我が家の番犬は巨体を揺らしてズンズンと廊下を進んでくる。
「出かけるんですかご主人様」
「ああ、ダンジョンで仕事してくる。この部屋はダンジョンに直通だからお前は間違っても入るなよ」
「はい」
「それとエルザのガードもよろしく。彼女は大事な人だからな」
「え?」
驚くエルザ、顔が一気に赤くなる。
「ああっ、えとその、だ、大事なお客さんだからだ」
言葉がたらず誤解されそうだったので補足する。
……大事な人でも間違いじゃないんだけど、とりあえずは。
「分かりました。ぼくが一生懸命まもるよ。ご主人様の番犬として頑張る」
「うん。エルザはケルベロスを頼っていい。万が一天気が悪くなったらケルベロスを盾にしてにげていいから」
「ええ!? ご、ご主人様それはひどいです」
「といってもなあ」
「ぼくは頼りになるんですから」
がるるるる、と低いうなり声を上げるケルベロス。
サーベラスという名前のモンスター、巨体の番犬。
図体も大きく殺気も大したものなんだが……。
俺は窓を開けて、外に向かって無限雷弾を撃った。
地面に着弾して、雷光と爆音が轟く。
「きゃいん!」
ケルベロスは尻尾を丸めて怯えだした。
獰猛な番犬だが雷に弱いのだ。
怯えるケルベロスに苦笑いしつつ、エルザにいう。
「とまあ、天気が崩れたときだけはこうなるから、その時はもう盾にして逃げていい」
もちろん冗談っぽく言ったので、エルザはにっこりと笑ってくれた。
「もう、ご主人様ひどいです……」
恨みがましい視線を投げつけてくるケルベロスに手を振って、俺は転送部屋でダンジョンに向かった。
☆
ニホニウムダンジョン、地下六階。
アブソリュートロックの石で無敵化しつつ、毒を放つポイズンゾンビを通常弾でヘッドショットしていく。

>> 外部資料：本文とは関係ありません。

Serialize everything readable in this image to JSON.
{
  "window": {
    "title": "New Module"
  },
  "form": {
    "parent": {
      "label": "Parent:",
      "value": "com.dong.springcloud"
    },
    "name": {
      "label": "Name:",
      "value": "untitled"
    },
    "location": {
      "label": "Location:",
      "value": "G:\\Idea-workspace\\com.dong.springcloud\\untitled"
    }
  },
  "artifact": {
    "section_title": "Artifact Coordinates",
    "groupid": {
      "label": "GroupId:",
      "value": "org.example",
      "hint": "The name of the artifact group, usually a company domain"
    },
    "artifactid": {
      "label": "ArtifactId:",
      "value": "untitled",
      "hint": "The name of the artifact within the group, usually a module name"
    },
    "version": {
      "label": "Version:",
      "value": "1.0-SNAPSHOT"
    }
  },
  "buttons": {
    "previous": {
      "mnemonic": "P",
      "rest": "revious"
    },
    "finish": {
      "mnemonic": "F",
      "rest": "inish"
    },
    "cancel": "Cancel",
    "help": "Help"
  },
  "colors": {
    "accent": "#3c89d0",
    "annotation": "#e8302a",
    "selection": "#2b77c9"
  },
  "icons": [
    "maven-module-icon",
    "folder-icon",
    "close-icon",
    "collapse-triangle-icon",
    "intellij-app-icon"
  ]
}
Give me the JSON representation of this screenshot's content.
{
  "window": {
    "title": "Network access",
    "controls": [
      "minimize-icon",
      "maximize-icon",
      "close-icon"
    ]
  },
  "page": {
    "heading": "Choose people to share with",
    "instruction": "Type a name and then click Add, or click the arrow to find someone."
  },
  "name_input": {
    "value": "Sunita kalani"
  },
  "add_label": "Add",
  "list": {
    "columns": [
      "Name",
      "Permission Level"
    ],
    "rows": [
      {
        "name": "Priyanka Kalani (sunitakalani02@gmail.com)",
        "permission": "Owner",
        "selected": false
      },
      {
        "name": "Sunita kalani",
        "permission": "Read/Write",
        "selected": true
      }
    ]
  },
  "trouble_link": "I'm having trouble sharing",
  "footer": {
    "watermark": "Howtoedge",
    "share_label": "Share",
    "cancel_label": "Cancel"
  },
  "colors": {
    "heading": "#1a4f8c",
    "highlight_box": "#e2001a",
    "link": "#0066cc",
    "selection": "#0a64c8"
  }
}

倒したゾンビから知性の種がドロップされる、それを拾って知性を上げていく。
この世界の人間はレベルを上げて能力を上げるけど、俺のレベルは最高で1に固定されてる。
このダンジョンで種をドロップさせて地道にあげるしかないのだ。
動きと勘を鈍らせないために、今日は遮蔽物をつかった。
モンスターと出会って、向こうがこっちに気づいていれば即殺、気づいていない場合は地形とかを活用して、気づかれないまま忍者の如く近づいて、至近距離からの暗殺を狙う。
最初は上手く行かなかったが、次第に足音の消し方とか身のひそめ方とか、回り込み方とか分かるようになった。
他のダンジョンとちがって、ここはあまり効率を上げる必要のない場所。
能力あげの場でもあるから、俺にとっては修行の場。
動きとか、ステータスに現われないテクニックを練習しつつ。
今日は、ポイズンゾンビを定数狩って。
―――1/2―――
レベル:1/1
HP SS
MP SS
力 SS
体力 SS
知性 B
精神 F
速さ SS
器用 F
運 F
―――――――――
知性をCからBにあげたのだった。